Inel didn’t say anything. Apparently, I wasn’t wrong.
“You knew that Nimeni was thinking about leaving the family, weren’t you?” I continued. “You were worried because he was going through with the ceremony. You were worried that he’d end up trapping himself in a life he didn’t want to live.”
“Objection! This is another real one!” Hadria shouted. Ugh, what now? “Ryley, aren’t you just putting words in Inel’s mouth now? You’re just trying to pressure him into agreeing with you. And stuff.” Holy shit, why did Hadria suddenly sound like more of a lawyer than me?
“Uh-oh.” Violetta whispered way too loudly. “I think she has a point.” Best assistant.

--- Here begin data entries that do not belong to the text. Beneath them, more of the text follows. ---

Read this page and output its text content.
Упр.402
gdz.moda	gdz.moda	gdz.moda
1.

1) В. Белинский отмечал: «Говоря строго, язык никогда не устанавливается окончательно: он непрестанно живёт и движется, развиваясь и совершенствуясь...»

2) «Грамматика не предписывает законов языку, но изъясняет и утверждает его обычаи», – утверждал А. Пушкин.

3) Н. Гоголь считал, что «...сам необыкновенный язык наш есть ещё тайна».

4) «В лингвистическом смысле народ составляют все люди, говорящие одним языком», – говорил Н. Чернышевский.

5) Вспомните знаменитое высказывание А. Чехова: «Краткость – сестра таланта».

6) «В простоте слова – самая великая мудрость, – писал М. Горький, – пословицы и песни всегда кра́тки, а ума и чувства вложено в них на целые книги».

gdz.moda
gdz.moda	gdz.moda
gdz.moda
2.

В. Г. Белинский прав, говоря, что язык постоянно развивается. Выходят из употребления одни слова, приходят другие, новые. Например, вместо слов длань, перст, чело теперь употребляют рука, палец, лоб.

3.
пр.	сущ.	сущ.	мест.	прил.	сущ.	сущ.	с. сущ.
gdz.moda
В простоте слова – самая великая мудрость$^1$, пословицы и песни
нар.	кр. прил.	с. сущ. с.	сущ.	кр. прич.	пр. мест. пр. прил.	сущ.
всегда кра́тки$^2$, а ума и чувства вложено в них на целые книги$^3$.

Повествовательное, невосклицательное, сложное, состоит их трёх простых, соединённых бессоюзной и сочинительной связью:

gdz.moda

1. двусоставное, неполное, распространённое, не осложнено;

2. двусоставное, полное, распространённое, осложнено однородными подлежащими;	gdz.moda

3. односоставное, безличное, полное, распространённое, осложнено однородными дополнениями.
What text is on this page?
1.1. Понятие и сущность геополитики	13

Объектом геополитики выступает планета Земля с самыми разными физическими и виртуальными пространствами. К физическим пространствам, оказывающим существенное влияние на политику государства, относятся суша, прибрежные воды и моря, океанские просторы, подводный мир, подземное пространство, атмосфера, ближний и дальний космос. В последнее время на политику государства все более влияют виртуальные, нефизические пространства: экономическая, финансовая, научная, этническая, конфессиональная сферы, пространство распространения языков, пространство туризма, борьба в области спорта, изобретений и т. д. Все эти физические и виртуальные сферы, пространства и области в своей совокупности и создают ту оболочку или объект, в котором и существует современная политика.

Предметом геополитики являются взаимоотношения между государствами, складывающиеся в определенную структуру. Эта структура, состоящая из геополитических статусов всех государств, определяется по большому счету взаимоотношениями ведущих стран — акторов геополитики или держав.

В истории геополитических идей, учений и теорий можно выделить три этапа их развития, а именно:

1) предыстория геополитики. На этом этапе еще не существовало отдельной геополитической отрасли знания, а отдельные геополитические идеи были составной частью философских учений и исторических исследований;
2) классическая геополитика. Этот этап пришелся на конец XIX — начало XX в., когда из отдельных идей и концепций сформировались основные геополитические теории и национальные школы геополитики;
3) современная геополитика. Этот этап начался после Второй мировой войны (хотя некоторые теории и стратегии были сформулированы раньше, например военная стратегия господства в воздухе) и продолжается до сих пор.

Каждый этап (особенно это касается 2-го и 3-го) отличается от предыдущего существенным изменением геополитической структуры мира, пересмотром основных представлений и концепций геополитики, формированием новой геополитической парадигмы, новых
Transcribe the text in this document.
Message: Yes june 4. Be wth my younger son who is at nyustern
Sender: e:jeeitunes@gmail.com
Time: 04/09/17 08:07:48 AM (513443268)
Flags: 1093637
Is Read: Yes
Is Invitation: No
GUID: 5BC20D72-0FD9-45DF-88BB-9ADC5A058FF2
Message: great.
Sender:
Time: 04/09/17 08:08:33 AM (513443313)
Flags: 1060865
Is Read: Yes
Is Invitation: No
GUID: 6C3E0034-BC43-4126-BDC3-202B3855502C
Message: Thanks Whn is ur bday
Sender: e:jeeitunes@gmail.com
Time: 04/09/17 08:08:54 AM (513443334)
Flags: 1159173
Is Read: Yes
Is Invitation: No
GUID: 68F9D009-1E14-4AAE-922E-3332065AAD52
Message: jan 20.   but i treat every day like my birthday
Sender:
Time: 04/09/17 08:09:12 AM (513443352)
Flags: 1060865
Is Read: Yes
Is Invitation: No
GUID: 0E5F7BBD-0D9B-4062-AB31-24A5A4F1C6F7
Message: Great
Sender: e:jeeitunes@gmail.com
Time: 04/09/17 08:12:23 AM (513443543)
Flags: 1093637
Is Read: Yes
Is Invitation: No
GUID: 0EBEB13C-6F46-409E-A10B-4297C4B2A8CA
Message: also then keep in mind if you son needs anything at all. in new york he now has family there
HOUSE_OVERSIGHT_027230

“F-Fine, I’ll give you that,” I tried to keep my confidence from breaking apart. “But I think I’ve at least… brought up the possibility.” It suddenly dawned on me that ‘I brought up the possibility’ was one of the worst arguments ever in the history of anything. I could have ‘brought up the possibility’ that potatoes are sentient and it would have had the same weight.
“Fuck yeah! A real actual objection,” Hadria said to herself. I noticed the Count smiling behind her. He was clearly rooting for his daughter. Yeah, always good to have a conflict of interest going on in trials.
“He said… he was thinking of quitting,” Inel’s uneasy voice cut through the air.
It took a minute for my brain to understand what he meant. “…What?”
“Nimeni.” Inel furrowed his brow. “Before the ceremony started… he told me he was thinking of quitting.”
Really? I couldn’t imagine why someone would be having second thoughts about joining a criminal organization that freely pointed actual loaded guns at their own member’s heads.
The crowd apparently couldn’t either, because they went absolutely ballistic.